In a nuanced article about President Obama’s decision to continue military action in Libya without congressional approval, former Obama Office of Legal Counsel nominee Dawn Johnsen criticizes the president’s reading of the law — and calls upon Congress to reverse this misinterpretation of the president’s war powers:
Contrary to the Obama administration’s legal interpretation, recent military operations in Libya — which include repeated piloted and drone air attacks — should be treated as “hostilities” under the War Powers Resolution. This is reportedly what the Justice Department’s Office of Legal Counsel advised. Yet the president rejected this view, instead siding with that of the State Department and White House counsel’s office. […]

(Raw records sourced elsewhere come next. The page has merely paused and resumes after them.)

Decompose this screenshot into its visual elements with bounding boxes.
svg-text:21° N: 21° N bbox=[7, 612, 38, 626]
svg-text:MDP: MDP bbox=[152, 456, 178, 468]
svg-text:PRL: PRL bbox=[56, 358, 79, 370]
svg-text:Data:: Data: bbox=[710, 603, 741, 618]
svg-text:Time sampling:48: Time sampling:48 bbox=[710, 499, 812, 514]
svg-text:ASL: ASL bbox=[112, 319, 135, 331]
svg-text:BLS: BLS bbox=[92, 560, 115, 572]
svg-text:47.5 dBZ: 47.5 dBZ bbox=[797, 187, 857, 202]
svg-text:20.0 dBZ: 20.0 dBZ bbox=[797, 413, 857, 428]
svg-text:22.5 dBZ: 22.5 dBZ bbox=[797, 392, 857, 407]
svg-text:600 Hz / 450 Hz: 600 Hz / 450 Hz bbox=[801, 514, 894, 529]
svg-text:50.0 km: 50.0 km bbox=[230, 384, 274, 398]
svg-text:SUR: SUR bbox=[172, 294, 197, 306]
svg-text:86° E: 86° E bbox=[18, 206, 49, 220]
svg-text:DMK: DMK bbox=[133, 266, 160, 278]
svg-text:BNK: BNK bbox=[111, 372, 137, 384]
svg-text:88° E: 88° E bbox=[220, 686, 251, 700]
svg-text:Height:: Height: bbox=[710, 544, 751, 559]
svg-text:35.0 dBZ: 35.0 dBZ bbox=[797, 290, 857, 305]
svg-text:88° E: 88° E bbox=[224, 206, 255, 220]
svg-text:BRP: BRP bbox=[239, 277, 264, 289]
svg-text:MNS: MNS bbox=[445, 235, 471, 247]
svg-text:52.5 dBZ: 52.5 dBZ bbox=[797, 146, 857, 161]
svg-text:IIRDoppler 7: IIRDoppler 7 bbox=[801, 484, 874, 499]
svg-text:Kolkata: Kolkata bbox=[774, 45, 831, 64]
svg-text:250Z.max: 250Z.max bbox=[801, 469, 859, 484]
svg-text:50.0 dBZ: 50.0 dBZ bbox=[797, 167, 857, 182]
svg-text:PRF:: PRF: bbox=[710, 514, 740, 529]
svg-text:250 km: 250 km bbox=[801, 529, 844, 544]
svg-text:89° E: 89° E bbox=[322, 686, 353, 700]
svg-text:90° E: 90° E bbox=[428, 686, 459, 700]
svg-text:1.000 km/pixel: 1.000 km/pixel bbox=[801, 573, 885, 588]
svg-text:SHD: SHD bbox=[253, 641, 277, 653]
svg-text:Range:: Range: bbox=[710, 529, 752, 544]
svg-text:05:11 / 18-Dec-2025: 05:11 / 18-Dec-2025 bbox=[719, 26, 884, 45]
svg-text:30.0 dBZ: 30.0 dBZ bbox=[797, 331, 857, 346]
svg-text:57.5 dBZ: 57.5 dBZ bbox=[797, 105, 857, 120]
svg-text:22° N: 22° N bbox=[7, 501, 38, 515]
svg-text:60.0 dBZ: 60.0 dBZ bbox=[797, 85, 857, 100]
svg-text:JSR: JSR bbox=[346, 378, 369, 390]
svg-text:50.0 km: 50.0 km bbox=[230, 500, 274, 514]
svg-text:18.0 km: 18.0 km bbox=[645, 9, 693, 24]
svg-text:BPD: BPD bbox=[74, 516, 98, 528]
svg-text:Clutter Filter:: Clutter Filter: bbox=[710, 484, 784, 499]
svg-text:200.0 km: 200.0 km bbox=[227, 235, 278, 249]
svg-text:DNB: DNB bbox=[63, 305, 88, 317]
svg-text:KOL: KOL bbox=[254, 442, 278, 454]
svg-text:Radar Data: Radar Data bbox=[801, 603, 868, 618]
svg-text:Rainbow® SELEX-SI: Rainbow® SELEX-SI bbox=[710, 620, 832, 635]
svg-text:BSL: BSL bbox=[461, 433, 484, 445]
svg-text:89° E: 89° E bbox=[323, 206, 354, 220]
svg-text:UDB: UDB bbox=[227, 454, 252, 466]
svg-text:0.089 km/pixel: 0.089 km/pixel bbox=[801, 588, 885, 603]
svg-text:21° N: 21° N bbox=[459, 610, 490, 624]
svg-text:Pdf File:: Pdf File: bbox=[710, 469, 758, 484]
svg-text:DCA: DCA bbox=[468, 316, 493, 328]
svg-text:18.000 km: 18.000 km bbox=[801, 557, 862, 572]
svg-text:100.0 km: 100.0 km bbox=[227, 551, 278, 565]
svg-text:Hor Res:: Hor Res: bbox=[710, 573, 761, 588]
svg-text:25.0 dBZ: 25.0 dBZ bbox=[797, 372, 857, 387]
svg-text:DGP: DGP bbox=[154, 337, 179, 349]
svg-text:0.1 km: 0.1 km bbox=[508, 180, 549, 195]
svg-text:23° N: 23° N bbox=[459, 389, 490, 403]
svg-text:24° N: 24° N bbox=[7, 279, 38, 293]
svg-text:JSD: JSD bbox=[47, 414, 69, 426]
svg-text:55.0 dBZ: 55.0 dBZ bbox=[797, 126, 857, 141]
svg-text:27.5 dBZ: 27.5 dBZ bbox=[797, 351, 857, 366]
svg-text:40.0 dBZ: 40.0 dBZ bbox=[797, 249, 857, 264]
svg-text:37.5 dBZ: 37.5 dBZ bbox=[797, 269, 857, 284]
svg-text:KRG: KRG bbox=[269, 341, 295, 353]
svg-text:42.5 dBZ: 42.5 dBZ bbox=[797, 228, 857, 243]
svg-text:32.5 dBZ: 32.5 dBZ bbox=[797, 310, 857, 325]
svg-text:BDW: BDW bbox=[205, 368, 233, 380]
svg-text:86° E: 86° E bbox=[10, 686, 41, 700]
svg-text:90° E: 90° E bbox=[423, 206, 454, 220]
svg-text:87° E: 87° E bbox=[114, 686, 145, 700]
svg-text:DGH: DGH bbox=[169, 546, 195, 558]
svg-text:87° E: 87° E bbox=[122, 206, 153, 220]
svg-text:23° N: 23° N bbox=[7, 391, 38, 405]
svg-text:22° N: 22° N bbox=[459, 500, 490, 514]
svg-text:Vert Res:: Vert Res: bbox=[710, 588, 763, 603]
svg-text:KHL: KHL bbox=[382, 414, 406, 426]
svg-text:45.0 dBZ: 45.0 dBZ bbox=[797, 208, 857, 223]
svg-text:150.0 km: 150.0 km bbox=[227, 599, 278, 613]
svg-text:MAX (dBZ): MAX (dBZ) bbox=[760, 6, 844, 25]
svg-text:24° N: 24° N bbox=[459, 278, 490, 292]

It’s high time for Congress to exercise its own constitutional authority, as encouraged by the War Powers Resolution, and authorize the Libya operation with whatever conditions it sees fit — conditions that this administration, in contrast to the last, recognizes its constitutional obligation to honor.
Congress should also codify its understanding of the terms of the War Powers Resolution. A pending Senate resolution, which as amended by Sen. Richard Lugar specifies that hostilities have been ongoing, would accomplish both goals.
As Johnsen points out, the administration deserves credit for rejecting the John Yoo position that presidents can simply ignore laws constraining their warmaking powers that they don’t feel like obeying — and the Obama Administration is unambiguously right about this. As far back as 1804, the Supreme Court established in Little v. Barreme that Congress may place limits on how the president exercises his authority as commander-in-chief. This is why Congress could have prevented President Bush from escalating the Iraq War, and it is also the reason why Congress can tell President Obama that he needs approval to continue combat in Libya.
In the end, Johnsen’s article highlights the utter unconscionability of the GOP’s decision to filibuster her nomination to head OLC. The OLC head’s most important and most difficult job is to tell the president of the United States when he is wrong about the law. Johnsen proved she is up to that task, and she deserved the opportunity to perform it from within the administration.